The problem is that existing devices are inefficient and so have to siphon off large amounts of blood. For this they need bulky tubes, which in turn require a nasty arterial puncture to plumb them into the patient's vascular system. Now William Federspiel of the University of Pittsburgh in Pennsylvania has come up with a way of making artificial lungs more efficient, using an enzyme that helps to remove CO2 from the blood. The result, he hopes, will be a smaller device that can be used in a wider range of patients.
Artificial lungs consist of a bundle of hollow polymer fibres with the texture and diameter of a fishing line, which are bathed in blood diverted from the patient's bloodstream. Oxygen pumped through the fibres diffuses through pores in the fibre's walls and into the blood, while CO2 diffuses in the opposite direction. The oxygen-rich blood is then returned to the body (see Diagram).
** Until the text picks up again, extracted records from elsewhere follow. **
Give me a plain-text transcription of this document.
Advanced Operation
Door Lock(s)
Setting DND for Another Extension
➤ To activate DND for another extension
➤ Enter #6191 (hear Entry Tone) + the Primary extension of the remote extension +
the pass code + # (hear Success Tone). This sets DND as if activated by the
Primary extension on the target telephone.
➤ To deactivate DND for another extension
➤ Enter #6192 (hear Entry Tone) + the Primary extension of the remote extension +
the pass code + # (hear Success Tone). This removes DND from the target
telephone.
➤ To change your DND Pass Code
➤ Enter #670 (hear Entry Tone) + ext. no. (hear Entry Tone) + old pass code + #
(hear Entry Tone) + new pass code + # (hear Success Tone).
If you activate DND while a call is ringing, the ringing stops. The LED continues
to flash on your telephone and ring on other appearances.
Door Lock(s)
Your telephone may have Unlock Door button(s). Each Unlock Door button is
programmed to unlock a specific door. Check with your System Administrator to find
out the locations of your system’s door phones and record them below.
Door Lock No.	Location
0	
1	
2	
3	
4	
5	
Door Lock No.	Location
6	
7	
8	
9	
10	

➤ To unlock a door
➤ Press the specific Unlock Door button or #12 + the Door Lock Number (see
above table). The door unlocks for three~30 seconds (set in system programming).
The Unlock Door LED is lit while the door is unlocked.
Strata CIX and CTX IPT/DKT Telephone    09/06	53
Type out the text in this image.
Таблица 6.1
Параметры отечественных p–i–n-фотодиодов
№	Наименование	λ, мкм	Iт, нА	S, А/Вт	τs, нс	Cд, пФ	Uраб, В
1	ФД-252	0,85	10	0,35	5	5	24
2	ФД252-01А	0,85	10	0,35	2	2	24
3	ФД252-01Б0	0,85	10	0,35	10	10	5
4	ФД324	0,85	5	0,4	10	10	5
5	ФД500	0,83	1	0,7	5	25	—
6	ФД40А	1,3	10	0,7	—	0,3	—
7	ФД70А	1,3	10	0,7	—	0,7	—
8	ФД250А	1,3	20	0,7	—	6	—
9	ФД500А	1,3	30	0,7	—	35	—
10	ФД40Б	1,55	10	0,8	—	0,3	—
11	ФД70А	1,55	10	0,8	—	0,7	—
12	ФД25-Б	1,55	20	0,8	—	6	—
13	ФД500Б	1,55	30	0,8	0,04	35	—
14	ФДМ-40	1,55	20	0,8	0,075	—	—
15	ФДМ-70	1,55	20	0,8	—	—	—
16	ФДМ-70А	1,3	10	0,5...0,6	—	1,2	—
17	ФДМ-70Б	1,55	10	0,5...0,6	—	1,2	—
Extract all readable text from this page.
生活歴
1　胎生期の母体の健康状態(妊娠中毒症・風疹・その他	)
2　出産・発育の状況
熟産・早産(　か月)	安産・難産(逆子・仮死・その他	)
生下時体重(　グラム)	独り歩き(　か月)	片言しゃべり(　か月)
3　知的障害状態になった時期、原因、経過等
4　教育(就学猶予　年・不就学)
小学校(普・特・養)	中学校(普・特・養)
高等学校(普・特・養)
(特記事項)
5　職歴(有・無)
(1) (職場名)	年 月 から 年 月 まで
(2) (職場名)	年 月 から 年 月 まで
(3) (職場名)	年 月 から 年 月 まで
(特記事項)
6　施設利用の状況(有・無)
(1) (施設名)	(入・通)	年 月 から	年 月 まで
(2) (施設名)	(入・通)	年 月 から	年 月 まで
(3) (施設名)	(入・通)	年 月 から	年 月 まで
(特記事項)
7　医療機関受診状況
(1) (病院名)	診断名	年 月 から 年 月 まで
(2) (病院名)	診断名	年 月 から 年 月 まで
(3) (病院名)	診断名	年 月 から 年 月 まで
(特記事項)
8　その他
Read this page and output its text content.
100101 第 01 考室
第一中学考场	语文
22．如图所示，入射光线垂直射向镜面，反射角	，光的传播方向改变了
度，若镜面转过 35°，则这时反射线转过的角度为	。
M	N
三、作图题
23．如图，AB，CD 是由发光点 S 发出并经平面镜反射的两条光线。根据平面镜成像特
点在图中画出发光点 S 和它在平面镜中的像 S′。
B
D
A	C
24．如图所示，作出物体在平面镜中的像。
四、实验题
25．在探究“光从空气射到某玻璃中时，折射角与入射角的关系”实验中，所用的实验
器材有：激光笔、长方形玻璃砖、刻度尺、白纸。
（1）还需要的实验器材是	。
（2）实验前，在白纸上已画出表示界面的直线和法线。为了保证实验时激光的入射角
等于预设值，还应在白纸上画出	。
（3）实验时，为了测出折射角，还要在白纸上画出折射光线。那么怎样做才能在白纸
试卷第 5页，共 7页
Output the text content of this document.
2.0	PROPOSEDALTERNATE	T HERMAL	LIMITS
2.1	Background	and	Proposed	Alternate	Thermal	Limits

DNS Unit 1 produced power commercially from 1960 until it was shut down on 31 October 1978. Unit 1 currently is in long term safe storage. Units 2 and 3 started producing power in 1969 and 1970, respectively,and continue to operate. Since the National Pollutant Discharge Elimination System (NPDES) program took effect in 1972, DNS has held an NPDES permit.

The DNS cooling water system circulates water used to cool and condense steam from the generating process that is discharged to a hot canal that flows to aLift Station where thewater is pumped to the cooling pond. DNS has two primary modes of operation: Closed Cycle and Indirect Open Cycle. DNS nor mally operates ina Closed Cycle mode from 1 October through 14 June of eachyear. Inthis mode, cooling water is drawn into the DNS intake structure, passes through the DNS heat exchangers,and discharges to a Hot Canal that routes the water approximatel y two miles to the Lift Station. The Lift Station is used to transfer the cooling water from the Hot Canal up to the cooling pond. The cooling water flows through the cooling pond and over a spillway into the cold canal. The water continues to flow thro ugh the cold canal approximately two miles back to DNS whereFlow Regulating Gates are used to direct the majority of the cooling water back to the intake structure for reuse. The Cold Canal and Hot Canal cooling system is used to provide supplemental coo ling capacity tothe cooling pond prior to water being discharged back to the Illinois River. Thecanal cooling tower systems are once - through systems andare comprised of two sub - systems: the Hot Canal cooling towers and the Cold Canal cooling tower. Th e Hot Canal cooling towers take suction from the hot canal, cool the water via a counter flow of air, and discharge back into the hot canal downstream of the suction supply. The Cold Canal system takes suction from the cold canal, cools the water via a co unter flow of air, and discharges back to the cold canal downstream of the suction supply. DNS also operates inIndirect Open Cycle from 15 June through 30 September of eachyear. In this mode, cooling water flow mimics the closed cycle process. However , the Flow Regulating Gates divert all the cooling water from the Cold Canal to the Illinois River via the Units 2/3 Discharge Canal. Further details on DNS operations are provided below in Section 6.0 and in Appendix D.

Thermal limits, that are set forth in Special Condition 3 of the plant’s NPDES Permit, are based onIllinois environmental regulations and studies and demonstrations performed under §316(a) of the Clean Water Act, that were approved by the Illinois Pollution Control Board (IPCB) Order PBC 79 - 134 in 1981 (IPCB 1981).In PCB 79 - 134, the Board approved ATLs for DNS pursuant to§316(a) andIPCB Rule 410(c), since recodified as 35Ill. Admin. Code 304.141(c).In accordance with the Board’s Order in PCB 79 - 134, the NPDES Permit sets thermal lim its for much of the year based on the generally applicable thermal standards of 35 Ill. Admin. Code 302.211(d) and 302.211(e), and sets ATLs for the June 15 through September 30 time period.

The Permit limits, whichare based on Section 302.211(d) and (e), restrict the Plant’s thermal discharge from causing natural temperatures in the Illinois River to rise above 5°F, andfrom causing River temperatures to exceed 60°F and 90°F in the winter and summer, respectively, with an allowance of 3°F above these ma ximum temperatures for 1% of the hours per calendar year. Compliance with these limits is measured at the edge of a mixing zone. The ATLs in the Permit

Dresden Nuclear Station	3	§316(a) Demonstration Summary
One reason they are inefficient is that 90 per cent of the CO2 in blood is stored in the form of dissolved bicarbonate, which has to be broken down inside red blood cells. The freed CO2 then has to be transported in the blood to the fibres, and this requires a large volume of blood to pass over the fibres.
Federspiel has discovered that by coating the porous fibres with the enzyme carbonic anhydrase, which catalyses bicarbonate breakdown inside red blood cells, bicarbonate can be broken down into CO2 by the fibres themselves. This should cut down the rate at which blood needs to be fed to the artificial lung. Having less blood flowing over the tubes could also cut the risk of clotting and of the blood causing inflammation when it returns to the body.
To put this to the test, Federspiel flowed bicarbonate solution around both coated and uncoated fibres while oxygen was pumped through them. Sure enough, the coated fibres absorbed CO2 75 per cent faster than the uncoated ones (Biomaterials, DOI: 10.1016/ jbiomaterials.2007.03.021). His next step will be to test the equipment with real blood, and figure out how much enzyme to attach to the tubes.
The smaller units that Federspiel envisages could be used to treat a much wider range of conditions, such as temporary lung infection caused by emphysema or lung damage resulting from smoke inhalation. At the moment, people with these conditions are put on a ventilator, but the pressure this exerts on the lungs can cause further damage by stretching the tissue. “The more you can get the invasiveness down, the more applications for the device,” Federspiel says.
“This really is a good idea,” says Robert Bartlett, a thoracic surgeon at the University of Michigan, Ann Arbor. Joseph Zwischenberger at the University of Texas, Medical Branch, I Galveston, is also enthusiastic, but cautions that the technique may not work as well with real blood as it has in Federspiel's tests. “It could cause inflammation or decrease inflammation, it could cause clotting or decrease clotting, we just don't know,” he warns.